/nvitop-thing

A small script for writing out gpu usage data using nvitop

Primary LanguageShell

nvitop-thing

A small script for writing out gpu usage data using nvitop

Requirements

This requires nvitop, which itself requires

  • Python 3.7+
  • NVIDIA Management Library (NVML)
  • nvidia-ml-py
  • psutil
  • cachetools
  • termcolor
  • curses (with libncursesw)

To install this

git clone https://github.com/flaviusb/nvitop-thing.git
cd nvitop-thing
python -m venv foo  # or you can use: virtualenv foo
. foo/bin/activate
pip3 install --upgrade nvitop

Then, later, to run you can run:

cd nvitop-thing
. foo/bin/activate
python3 logging-script-thing.py

The logging script can take a location to output the logfile to. For example:

cd nvitop-thing
. foo/bin/activate
python3 logging-script-thing.py /var/log/gpuusage/gpu-usage.log

Output format

The script outputs three sets of csv data interleaved into log files. The log files are rotated weekly. The default base filename is usage.csv.

The three formats are

"PhysicalGPU",unix time,device.physical_index,device.memory_used,device.memory_free,device.memory_total,\"device.performance_state\",device.power_usage,device.gpu_utilization

and

"Process",unix time,process username,process name,process elapsed_time_in_seconds,process gpu_sm_utilization,process gpu_memory_utilization, process commandline

and

"User",unix time,process username,total gpu_memory_utilization,total gpu_sm_utilization

And so you can filter based on whether the first cell is PhysicalGPU or Process or User.

Using the kicker maker

The kicker maker makes a script that you can run from a crontab, which will restart the logger if it has died.
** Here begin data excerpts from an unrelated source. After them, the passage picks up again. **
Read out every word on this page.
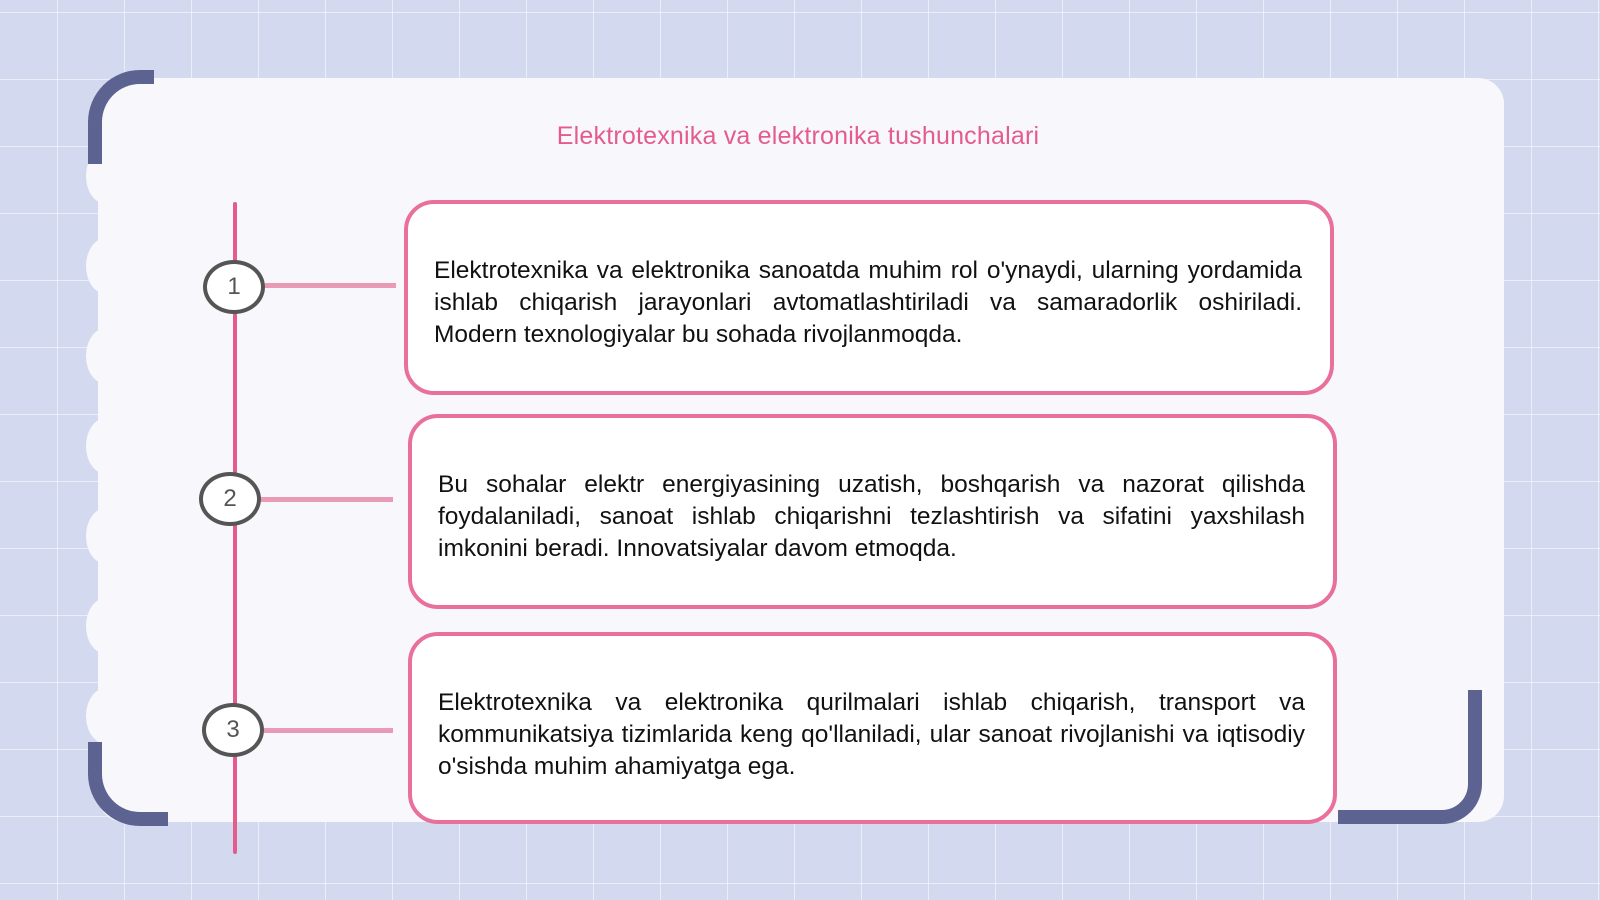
Elektrotexnika va elektronika tushunchalari
1
Elektrotexnika va elektronika sanoatda muhim rol o'ynaydi, ularning yordamida ishlab chiqarish jarayonlari avtomatlashtiriladi va samaradorlik oshiriladi. Modern texnologiyalar bu sohada rivojlanmoqda.
2
Bu sohalar elektr energiyasining uzatish, boshqarish va nazorat qilishda foydalaniladi, sanoat ishlab chiqarishni tezlashtirish va sifatini yaxshilash imkonini beradi. Innovatsiyalar davom etmoqda.
3
Elektrotexnika va elektronika qurilmalari ishlab chiqarish, transport va kommunikatsiya tizimlarida keng qo'llaniladi, ular sanoat rivojlanishi va iqtisodiy o'sishda muhim ahamiyatga ega.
The kicker maker can be run like so:

./mk-kicker.sh --base /program/location/nvitop-thing/ --venv nameOfVirtualenv --log /var/log/gpuusage/gpu-usage.log --python 3.9

which will try to run the logger from within /program/location/nvitop-thing/, using the venv inside that folder called nameOfVirtualenv, logging to /var/log/gpuusage/gpu-usage.log, and using pyton 3.9 and pip 3.9.

If your log location is somewhere only root can write to, then you will need to run the kicker script from the superuser's crontab.

The kicker is intended to be run a few times every hour from cron or equivalent; how often is up to you though. It causes minimal load when it runs, testing whether the logger is already running and exiting quickly if it is.